Если говорить о нас с Дашей, то она, несомненно, знала меня лучше, чем я ее. Разве могу я претендовать на понимание Дашиной сути, если не в силах объяснить, как случилось, что через день после открытия ее в столовой, смиренно признав ничтожность и несостоятельность своей жалкой личности рядом с ней, такой красивой, величественной, взрослой, недоступной, дочери звездочета и белозубой людоедки, невесты известного поэта, спешащего сюда за чисто формальным согласием, ибо все давно решено и чувством, и семейным расположением к этому браку, — так вот, как могло случиться, что через день мы, целуясь взахлеб, упали со скамейки на дорожку, вьющуюся в глубине тощего парка дома отдыха меж рядами тамарисков, и продолжали целоваться, терзая гравием бедную Дашину спину.

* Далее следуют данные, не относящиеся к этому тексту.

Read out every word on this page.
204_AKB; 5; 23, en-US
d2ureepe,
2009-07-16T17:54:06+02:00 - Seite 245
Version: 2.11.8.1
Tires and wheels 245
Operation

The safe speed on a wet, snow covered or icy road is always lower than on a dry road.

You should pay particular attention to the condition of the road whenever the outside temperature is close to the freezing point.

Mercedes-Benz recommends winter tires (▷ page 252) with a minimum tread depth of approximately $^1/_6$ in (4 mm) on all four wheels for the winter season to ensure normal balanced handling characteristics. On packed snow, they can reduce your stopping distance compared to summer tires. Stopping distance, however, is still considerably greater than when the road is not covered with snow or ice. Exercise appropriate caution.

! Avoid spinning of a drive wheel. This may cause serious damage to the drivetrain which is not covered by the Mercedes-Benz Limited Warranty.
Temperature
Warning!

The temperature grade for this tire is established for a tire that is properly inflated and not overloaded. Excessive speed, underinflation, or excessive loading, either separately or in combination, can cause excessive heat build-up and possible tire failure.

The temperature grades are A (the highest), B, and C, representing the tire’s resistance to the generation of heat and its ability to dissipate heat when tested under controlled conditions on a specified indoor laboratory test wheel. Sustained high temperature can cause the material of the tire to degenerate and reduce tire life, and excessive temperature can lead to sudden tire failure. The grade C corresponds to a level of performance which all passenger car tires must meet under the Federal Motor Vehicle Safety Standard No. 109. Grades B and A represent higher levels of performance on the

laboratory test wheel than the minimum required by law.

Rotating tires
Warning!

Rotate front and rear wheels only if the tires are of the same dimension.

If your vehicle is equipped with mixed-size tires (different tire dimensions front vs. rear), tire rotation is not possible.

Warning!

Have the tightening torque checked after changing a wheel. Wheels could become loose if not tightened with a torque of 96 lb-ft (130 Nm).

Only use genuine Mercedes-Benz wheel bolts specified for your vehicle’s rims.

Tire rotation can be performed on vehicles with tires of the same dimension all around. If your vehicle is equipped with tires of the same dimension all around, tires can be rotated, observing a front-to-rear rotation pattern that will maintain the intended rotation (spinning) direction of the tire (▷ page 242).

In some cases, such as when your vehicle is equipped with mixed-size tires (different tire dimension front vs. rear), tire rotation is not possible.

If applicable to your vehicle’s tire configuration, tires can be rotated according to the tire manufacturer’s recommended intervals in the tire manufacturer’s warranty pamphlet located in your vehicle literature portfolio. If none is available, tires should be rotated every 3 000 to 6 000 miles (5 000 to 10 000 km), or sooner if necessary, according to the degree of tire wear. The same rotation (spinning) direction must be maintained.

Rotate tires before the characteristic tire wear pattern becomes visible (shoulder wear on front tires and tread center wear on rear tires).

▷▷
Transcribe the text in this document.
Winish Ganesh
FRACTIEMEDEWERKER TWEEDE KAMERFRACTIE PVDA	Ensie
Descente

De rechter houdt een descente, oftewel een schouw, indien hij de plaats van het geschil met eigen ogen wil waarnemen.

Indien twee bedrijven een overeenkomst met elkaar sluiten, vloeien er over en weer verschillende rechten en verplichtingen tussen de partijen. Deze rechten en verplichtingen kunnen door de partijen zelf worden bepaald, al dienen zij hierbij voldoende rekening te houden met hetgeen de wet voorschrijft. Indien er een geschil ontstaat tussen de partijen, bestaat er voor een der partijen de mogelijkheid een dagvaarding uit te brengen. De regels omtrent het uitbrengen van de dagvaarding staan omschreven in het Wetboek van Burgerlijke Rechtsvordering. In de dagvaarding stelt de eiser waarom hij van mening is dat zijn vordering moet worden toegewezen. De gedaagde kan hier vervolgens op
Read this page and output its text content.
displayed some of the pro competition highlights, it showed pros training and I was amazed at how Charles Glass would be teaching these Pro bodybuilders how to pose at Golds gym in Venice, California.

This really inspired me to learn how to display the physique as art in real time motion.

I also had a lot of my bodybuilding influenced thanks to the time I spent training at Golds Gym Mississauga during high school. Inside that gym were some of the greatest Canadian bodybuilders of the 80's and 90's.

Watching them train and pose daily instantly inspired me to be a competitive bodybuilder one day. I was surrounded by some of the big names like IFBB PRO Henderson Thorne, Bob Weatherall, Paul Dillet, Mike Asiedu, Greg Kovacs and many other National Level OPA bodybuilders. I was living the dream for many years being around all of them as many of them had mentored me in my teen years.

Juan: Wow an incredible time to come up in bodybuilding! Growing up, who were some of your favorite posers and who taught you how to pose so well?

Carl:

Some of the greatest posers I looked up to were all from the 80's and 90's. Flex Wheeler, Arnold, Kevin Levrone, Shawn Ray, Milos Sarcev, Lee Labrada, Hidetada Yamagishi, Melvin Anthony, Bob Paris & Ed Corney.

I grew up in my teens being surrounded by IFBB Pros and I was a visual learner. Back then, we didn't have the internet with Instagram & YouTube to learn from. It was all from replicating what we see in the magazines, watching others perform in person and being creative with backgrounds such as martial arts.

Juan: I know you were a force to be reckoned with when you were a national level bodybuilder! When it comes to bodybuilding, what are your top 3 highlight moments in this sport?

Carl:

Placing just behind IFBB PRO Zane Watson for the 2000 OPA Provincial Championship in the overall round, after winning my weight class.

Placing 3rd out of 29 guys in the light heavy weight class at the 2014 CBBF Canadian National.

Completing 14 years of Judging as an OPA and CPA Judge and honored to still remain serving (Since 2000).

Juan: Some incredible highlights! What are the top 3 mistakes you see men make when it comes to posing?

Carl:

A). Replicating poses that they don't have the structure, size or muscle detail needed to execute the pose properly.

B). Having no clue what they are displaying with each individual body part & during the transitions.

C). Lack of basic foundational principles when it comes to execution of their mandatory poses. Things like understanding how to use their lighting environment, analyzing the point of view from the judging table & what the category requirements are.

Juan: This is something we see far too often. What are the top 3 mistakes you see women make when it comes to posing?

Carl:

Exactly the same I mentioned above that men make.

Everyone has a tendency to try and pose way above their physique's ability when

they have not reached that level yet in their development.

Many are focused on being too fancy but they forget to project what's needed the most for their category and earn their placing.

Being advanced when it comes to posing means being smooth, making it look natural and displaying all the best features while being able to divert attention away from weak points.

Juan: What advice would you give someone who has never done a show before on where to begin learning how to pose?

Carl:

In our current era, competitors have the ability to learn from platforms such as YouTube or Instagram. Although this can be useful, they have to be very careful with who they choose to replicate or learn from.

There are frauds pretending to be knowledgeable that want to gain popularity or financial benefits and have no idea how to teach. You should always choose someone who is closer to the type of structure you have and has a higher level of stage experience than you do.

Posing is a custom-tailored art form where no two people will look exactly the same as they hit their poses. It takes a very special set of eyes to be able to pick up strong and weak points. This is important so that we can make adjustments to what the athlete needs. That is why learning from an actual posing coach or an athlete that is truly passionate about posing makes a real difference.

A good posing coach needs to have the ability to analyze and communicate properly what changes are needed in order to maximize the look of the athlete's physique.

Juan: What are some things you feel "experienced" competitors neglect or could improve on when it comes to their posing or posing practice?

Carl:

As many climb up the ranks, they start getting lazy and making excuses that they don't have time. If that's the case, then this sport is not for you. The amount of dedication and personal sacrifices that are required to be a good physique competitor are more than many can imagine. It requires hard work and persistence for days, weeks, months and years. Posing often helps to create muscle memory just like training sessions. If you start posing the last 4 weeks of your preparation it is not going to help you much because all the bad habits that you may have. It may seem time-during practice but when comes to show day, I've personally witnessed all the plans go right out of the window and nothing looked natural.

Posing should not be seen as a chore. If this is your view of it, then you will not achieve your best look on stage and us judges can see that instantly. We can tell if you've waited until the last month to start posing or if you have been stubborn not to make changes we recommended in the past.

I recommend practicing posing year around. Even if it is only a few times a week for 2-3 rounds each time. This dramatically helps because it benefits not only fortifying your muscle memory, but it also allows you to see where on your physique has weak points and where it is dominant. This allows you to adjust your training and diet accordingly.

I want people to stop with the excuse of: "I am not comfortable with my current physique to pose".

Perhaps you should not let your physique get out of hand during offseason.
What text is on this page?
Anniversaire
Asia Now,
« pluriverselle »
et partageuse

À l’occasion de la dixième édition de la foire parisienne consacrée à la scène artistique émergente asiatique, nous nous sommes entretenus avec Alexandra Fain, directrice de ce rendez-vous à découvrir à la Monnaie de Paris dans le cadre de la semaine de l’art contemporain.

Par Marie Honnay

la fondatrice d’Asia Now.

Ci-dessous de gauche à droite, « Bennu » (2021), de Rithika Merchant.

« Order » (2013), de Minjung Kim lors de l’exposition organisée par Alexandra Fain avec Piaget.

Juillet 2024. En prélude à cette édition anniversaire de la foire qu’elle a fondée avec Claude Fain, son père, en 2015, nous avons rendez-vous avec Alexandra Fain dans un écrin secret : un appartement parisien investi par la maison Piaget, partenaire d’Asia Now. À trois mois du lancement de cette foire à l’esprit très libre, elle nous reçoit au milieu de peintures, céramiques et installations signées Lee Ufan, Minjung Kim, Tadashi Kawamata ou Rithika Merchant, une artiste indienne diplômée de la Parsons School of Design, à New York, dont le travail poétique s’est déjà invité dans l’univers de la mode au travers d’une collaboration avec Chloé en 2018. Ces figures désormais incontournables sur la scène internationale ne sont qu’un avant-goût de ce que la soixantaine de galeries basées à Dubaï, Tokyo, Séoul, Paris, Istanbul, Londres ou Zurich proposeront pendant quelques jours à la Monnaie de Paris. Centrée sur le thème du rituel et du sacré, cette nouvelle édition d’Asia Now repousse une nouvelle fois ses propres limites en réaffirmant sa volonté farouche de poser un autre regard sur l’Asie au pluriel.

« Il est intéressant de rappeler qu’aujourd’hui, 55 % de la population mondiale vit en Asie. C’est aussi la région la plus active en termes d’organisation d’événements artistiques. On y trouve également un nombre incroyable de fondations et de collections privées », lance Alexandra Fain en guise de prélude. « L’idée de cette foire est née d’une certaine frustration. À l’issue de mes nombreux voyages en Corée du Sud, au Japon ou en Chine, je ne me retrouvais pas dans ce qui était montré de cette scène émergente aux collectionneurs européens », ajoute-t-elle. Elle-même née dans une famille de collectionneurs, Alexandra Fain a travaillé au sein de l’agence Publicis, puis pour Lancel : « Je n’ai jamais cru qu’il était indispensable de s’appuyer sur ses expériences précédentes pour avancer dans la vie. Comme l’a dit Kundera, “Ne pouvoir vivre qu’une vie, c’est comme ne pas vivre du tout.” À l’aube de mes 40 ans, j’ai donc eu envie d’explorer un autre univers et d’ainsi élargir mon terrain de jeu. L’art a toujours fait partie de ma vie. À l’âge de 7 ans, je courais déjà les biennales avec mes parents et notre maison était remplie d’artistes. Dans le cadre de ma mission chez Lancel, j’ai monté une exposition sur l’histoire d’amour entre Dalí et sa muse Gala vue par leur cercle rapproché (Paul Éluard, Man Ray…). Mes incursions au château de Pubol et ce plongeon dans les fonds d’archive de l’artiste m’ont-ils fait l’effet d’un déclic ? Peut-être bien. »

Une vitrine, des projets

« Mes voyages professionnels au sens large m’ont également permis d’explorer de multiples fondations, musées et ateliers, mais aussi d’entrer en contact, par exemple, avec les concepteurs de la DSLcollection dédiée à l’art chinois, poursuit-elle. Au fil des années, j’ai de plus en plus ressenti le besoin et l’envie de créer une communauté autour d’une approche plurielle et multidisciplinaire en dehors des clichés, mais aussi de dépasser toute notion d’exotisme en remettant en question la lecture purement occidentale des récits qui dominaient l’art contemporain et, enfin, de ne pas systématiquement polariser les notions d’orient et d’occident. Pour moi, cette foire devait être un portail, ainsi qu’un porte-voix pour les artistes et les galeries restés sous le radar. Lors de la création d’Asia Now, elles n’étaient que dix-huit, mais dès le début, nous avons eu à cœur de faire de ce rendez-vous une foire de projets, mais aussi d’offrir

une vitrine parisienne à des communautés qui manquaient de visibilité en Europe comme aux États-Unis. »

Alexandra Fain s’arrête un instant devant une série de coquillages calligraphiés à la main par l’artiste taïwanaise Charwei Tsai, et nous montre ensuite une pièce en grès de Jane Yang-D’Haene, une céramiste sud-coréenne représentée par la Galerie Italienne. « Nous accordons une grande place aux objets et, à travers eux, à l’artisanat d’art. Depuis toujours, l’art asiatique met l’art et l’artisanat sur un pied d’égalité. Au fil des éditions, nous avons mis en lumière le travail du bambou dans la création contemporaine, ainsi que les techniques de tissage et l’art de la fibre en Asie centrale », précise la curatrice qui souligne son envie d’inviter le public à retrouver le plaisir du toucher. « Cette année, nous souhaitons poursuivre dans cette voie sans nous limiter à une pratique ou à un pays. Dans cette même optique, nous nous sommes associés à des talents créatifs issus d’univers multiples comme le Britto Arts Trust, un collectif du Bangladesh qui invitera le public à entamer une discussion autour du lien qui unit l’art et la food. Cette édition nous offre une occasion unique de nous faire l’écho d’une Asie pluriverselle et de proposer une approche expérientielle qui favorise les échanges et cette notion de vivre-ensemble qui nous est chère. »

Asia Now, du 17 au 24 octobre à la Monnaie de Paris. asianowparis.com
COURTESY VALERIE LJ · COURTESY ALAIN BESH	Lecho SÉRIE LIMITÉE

Мне кажется, я помню все, что тогда произошло, но все равно не нахожу объяснения случившемуся. Я и тогда был ошеломлен своей быстрой победой, но все же не настолько, как из дали лет. Тогда я вроде бы допускал, что Даша невольно ответила силе владевшего мною чувства, но ведь и самая неистовая страсть не гарантирует успеха.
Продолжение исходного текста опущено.